Carrington was appointed Chief Surveyor of the Plymouth Company in June 1840, tasked with selecting land for the settlement of New Plymouth. He reached Taranaki in 1841, only to find Ngāmotu was “one great forest round the base of the mountain between which & the coast is very many miles of Fern & Bush”.

The Company had acquired some 60,000 acres from local Māori and Carrington could take his pick.
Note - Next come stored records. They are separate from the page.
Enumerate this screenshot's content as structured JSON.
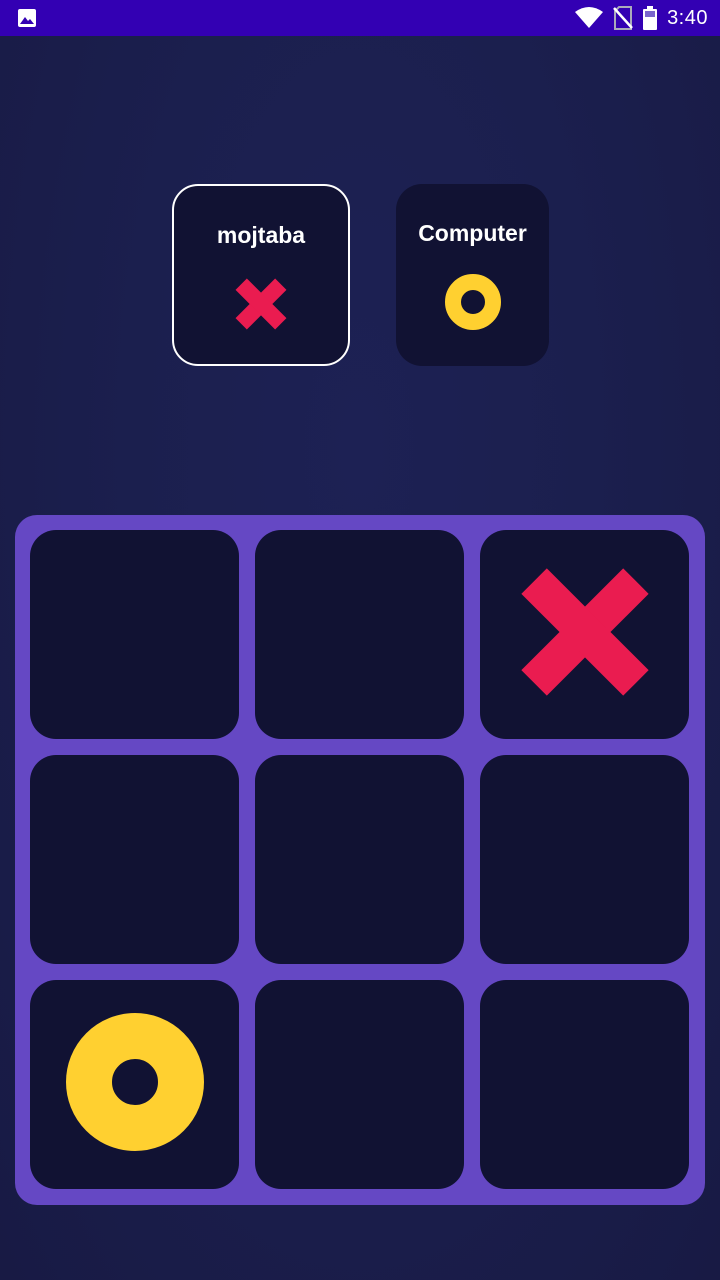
{
  "status_bar": {
    "time": "3:40",
    "icons": [
      "image-notification-icon",
      "wifi-icon",
      "no-sim-icon",
      "battery-icon"
    ]
  },
  "players": [
    {
      "name": "mojtaba",
      "symbol": "X",
      "active": true
    },
    {
      "name": "Computer",
      "symbol": "O",
      "active": false
    }
  ],
  "board": {
    "cells": [
      "",
      "",
      "X",
      "",
      "",
      "",
      "O",
      "",
      ""
    ]
  },
  "colors": {
    "status_bar": "#3300b3",
    "background": "#1b1f4e",
    "card": "#111233",
    "board": "#6548c4",
    "x_mark": "#ea1c50",
    "o_mark": "#ffd030"
  }
}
Cutting survey lines was exhausting in such dense bush, especially considering he and his family had only the most basic accommodation, sleeping on mats on the ground in a leaky “whare”. He complained of having “neither office table or one single Surveying Staff yet for all this I have the Survey here more advanced than any Colony that can be named considering time & labour”.

Carrington climbed Paritūtū to assess the thousands of acres of potentially rich agricultural land stretching away from the foot of Taranaki Maunga. He visited Waitara and several other spots along the coast, all of which were deemed potential sites for the town, but eventually decided that “About this river [Huatoki] must be the place…”, not least because he was convinced a fine harbour could one day be constructed at the Sugar Loaves.

Formation of Carrington Road past the boundaries of the original Borough of New Plymouth was undertaken by teams of labourers using only picks and shovels. Some planted rhododendrons near what is now Pukeiti Gardens, a property gifted to the Pukeiti Rhododendron Trust by Douglas Cook in 1951.

Residents of “Upper Carrington” took out a £1000 loan in 1904 to metal their clay road, the poor condition of which meant that mail often had to be offloaded from carriages and delivered by individual pack horses or “sledged” to recipients. Better road access enabled the mining of ochre at Pukeiti and easier logging of large rimu and other native trees once so admired by Frederic Carrington.